Family, Friends and Neighbors

Wonderful Dads Make For Wonderful Daughters

 

Dad and daughter on the beach

Dear Reader:

Twenty fours years ago I called my husband to ask him to pick up ice-cream on his way home from work. It wasn’t something I’d done before, but still he didn’t have a clue that I had a bigger treat for him when he arrived home. That’s the night he got the news:

You’re going to be a dad!

Our daughter is a wonder and that is mostly a tribute to her own hard work and good heart. But, she’s a lot like her Dad. He’s an intellectually curious person with varied interests and those traits became evident in Natalie very early in her life.

I need only to tell you about my daughter’s favorite outfit at the age of four. She wore, nearly everyday, a green t-shirt with a picture of her favorite dinosaur, the Brachiosaurus, purchased by her Dad at the Field Museum gift store on a business trip to Chicago. She paired it with a pale pink (from the pink shed pink) sparkling tutu and tennis shoes that lit up when she jumped.

My husband used to say: “I want her to be well-rounded.” And, he made sure that she was. He read to her often…books about nature, space, travel, heroines and adventures.

It would be years later that the two of them took a National Geographic sponsored trip together to dig for dinosaur bones in the mountains of Colorado. Natalie returned having decided that perhaps paleontology was not the best career choice for her. They came home with sunburns, but also found treasures and vivid stories of the desolate terrain,  intense heat and thick chocolate milkshakes in the hotel room at the end of each day.

During the school years, my husband provided well so that I could choose to become a stay-at-home mom. Work was hectic but family was unquestionably his priority. We especially treasured time spent on the beach in California or Maui. He and Natalie were expert sand castle builders.

One of my favorite family stories took place on Natalie’s first trip to Hawaii. She and her Dad were completing a fabulous sand structure, when suddenly Natalie jumped up screaming. I could see her from the water running along the beach with a crab dangling from her finger. She had evidently upset one of the beach residents with her digging and he’d bit her in protest. My husband came to her rescue as I made my way to the shore. The next day he encouraged her to return to her work on the beach…with her finger properly bandaged.

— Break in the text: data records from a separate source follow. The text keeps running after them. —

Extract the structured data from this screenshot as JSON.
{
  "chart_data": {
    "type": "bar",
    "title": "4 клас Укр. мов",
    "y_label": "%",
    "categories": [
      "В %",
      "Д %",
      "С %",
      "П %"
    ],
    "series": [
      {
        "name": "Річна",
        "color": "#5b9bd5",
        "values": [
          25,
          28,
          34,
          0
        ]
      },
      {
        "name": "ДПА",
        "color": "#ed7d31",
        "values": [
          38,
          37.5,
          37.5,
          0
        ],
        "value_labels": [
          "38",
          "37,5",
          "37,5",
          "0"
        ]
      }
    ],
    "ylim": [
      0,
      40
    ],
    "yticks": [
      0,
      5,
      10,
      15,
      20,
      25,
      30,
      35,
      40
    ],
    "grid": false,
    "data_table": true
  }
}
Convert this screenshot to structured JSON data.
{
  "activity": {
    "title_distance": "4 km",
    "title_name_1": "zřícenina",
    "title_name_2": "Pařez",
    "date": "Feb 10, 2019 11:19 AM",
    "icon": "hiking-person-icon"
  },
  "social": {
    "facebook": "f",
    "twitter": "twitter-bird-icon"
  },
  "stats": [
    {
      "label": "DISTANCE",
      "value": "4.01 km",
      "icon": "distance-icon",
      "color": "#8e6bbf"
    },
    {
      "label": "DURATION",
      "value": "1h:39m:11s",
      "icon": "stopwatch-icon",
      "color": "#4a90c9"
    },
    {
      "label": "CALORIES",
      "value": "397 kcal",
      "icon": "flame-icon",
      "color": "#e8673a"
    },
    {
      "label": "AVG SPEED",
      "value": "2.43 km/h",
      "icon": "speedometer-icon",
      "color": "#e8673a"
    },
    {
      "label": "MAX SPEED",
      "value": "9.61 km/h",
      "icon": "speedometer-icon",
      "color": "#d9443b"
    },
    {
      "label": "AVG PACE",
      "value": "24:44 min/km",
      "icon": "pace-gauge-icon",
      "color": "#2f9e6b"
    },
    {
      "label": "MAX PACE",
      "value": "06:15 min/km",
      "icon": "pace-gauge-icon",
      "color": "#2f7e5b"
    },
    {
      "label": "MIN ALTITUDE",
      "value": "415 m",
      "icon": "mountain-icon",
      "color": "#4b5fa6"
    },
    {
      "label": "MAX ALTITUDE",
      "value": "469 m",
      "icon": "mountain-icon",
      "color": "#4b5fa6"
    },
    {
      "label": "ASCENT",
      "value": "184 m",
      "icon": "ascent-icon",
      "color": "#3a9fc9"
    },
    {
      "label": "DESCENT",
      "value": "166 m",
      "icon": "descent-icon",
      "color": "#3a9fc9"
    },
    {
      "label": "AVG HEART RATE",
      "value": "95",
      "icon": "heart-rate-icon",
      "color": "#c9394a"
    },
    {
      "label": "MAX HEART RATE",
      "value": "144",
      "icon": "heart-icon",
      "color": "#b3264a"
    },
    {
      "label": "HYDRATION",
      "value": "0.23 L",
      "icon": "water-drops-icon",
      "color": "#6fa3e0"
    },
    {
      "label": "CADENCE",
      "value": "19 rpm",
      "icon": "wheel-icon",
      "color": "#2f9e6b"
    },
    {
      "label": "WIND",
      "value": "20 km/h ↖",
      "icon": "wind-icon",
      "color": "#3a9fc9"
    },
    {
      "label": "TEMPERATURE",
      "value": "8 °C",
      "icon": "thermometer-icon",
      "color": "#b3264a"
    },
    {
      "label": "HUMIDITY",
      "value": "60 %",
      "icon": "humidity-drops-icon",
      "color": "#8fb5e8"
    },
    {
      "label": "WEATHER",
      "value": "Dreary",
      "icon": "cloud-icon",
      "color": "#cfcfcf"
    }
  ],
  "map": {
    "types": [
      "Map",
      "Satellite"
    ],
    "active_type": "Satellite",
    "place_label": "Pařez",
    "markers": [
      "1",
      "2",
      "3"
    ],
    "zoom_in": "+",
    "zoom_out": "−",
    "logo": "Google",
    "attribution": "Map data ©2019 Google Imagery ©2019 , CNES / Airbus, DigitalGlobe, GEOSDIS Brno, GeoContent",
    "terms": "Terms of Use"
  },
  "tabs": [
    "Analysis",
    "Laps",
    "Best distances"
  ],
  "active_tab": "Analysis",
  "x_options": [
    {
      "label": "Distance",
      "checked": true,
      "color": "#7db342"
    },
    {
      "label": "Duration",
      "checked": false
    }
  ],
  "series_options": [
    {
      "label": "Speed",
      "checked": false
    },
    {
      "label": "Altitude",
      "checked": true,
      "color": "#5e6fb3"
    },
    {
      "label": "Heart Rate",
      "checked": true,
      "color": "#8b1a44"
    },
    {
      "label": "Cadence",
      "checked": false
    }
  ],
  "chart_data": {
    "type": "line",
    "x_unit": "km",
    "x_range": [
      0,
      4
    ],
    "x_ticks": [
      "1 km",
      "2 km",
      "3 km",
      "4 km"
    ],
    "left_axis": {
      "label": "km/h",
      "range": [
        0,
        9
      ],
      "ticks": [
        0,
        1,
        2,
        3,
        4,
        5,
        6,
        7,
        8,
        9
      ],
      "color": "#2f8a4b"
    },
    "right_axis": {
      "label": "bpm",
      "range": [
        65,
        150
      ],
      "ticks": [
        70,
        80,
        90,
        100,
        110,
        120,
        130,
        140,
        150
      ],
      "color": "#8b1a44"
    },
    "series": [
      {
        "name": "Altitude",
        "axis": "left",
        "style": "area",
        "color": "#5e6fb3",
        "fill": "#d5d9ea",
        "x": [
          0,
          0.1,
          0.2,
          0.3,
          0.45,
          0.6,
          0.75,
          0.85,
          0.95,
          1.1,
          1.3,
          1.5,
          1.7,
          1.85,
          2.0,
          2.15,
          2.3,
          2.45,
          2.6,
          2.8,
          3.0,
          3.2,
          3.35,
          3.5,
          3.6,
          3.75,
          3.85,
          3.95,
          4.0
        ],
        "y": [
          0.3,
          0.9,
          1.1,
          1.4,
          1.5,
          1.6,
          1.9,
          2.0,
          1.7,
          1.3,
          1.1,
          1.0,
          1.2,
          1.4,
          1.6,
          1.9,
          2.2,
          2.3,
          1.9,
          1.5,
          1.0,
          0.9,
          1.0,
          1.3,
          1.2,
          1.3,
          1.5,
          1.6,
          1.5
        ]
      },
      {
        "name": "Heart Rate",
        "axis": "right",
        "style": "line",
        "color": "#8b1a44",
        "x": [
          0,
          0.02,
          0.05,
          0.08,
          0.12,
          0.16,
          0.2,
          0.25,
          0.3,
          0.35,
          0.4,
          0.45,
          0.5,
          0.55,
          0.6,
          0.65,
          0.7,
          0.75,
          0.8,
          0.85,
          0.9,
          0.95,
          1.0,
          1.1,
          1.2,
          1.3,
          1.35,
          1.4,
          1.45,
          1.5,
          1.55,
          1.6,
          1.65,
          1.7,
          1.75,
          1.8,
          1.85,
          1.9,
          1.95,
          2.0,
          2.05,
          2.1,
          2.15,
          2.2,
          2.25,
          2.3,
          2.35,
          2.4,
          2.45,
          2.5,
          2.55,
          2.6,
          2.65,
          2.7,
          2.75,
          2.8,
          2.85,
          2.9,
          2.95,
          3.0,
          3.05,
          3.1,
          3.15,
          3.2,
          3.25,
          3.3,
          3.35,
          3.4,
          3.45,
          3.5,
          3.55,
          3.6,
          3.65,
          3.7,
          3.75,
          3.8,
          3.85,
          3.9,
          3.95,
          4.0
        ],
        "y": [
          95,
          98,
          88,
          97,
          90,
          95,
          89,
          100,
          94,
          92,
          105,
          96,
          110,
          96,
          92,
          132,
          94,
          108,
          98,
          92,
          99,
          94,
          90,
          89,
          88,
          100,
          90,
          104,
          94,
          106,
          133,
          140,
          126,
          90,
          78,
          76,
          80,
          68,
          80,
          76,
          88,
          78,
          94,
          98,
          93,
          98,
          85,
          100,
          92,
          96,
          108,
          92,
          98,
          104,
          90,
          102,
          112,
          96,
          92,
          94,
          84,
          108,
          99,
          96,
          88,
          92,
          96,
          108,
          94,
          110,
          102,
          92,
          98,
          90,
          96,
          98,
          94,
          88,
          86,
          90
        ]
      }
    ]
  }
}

He also nurtured an appreciation for art in our daughter. Although, she hated it at the time, her father commissioned a portrait artist and she had to sit for him for several hours so that he could capture her image on a huge canvas that hangs in our living room. She enjoyed much more the many trips to the theater in San Francisco and the museums in London.

When it came time for Natalie to pick a college, it was her Dad who accompanied her on the tours. It seemed only fitting to give him that pleasure as I had been the one to shuttle Natalie between home and school and the dentist and volleyball practice in the early years. Their father/daughter road trips to universities were a final bonding experience before Natalie became a self-sufficient adult.

Now that self-sufficient adult is riding out the pandemic at home with Mom and Dad. I feel so blessed to be able to skip the news articles about troublesome family dynamics in pandemic times. Natalie and her Dad are happy together watching a nature documentary or driving in the convertible or just shooting the breeze on a hot lazy day.

I am so grateful to the man at the center of my happy little family. He’s a remarkable husband and father.